Греки эти были униатами и, как Виссарион, верными слугами папского престола. Оба брата по желанию папы должны были сопутствовать царевне Зое и папскому легату Антонио Бонумбре. Что касается Ивана Фрязина, то он не был приглашен, ибо папа, не доверяя этому ловкому человеку, хотел использовать только его пребывание в Риме как доказательство своего влияния на самые далекие страны, возвышавшее его в глазах христианских государей Европы.

На этом заседании присутствовали вице-канцлер и оба статс-секретаря – по иностранным и внутренним делам.

– Московское посольство, – говорил папа, – должно дважды послужить нам. Первое – завтра, у нас на аудиенции, когда будут присутствовать и послы от государей Неаполя: Феррары, Венеции и Милана. С ними мы заключаем союз для крестового похода против турок. Пусть все государи увидят воочию власть святого престола над душами даже самых отдаленных от нас христиан.
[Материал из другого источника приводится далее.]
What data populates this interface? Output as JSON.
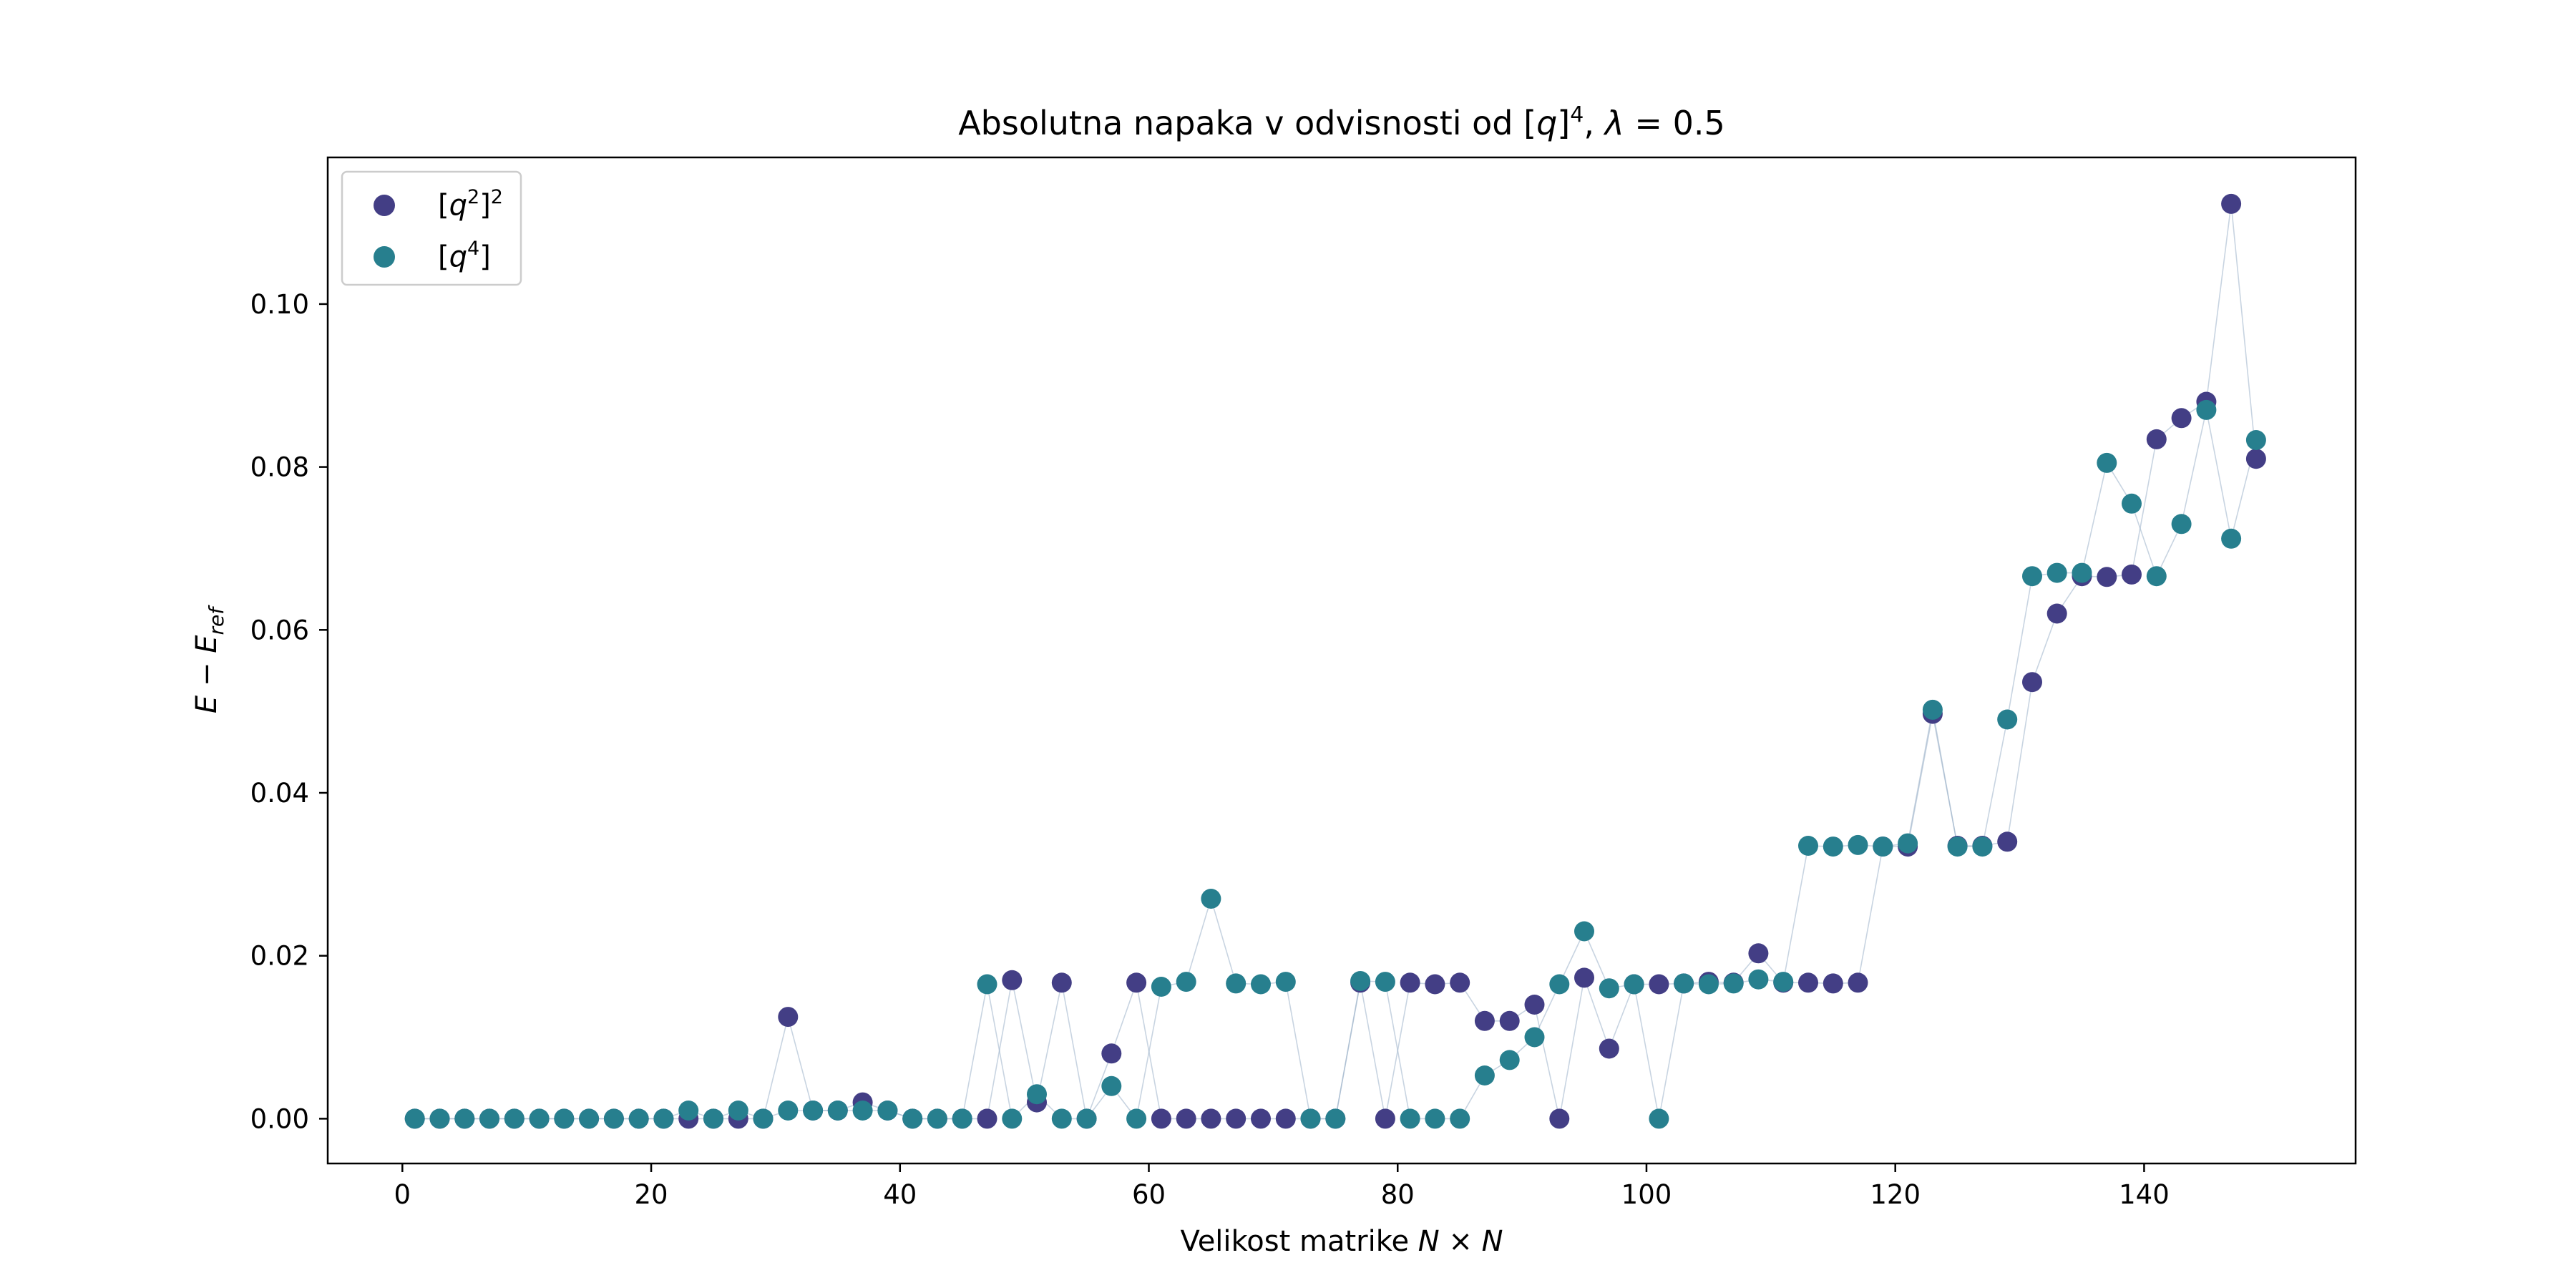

Второе – покажем это же посольство и нашим крестоносцам при благословении нами галер крестоносного флота, который вскоре отплывает к турецким берегам. Это увеличит мужество и рвение крестоносных воинов. – Папа слегка усмехнулся и продолжал совсем доверительно: – Как во всех государственных делах, так и в этом деле нужно все подготовить так, дабы действие обращения нашего было сильно, воспламенило бы души, а нам принесло бы славу и прибыль. – Папа ласково обратился к братьям Траханиотам, но сказал настойчиво, заранее устраняя возможность возражений: – Вы должны доказать свою преданность унии и помочь в этом святому престолу. Сегодня же идите к послу государя московского и помогите ему подготовить речь, как это нам нужно, «от лица всех русских славян» о признании ими главенства над собой наместника святого Петра…

– Выполним все, ваше святейшество, во имя истинной веры…

– В этом мы не сомневались, – благосклонно перебил их папа, – но мы хотим от вас и большего. Мы хотим, дабы вы вместе с легатом нашим и царевной Зоей поехали в Москву и там крепили бы дело унии все вместе. За сие будете спасены на Суде Божием в Царстве Небесном и весьма вознаграждены в жизни земной.

Греки радостно переглянулись. Зная тяжелый нрав Сикста, его скупость, мелкое тщеславие и жестокость, Траханиоты были давно готовы сменить этого духовного государя на любого светского.

После всех этих высоких речей беседа приняла деловой характер. Говорили о том, что в Швеции, недалеко от русской границы, живет много образованных монахов из ордена доминиканцев и что искусством их проповеди и уменьем подчинять себе христиан инквизиторскими приемами можно будет воспользоваться во Пскове и Новгороде, найдя там себе сторонников среди русского священства.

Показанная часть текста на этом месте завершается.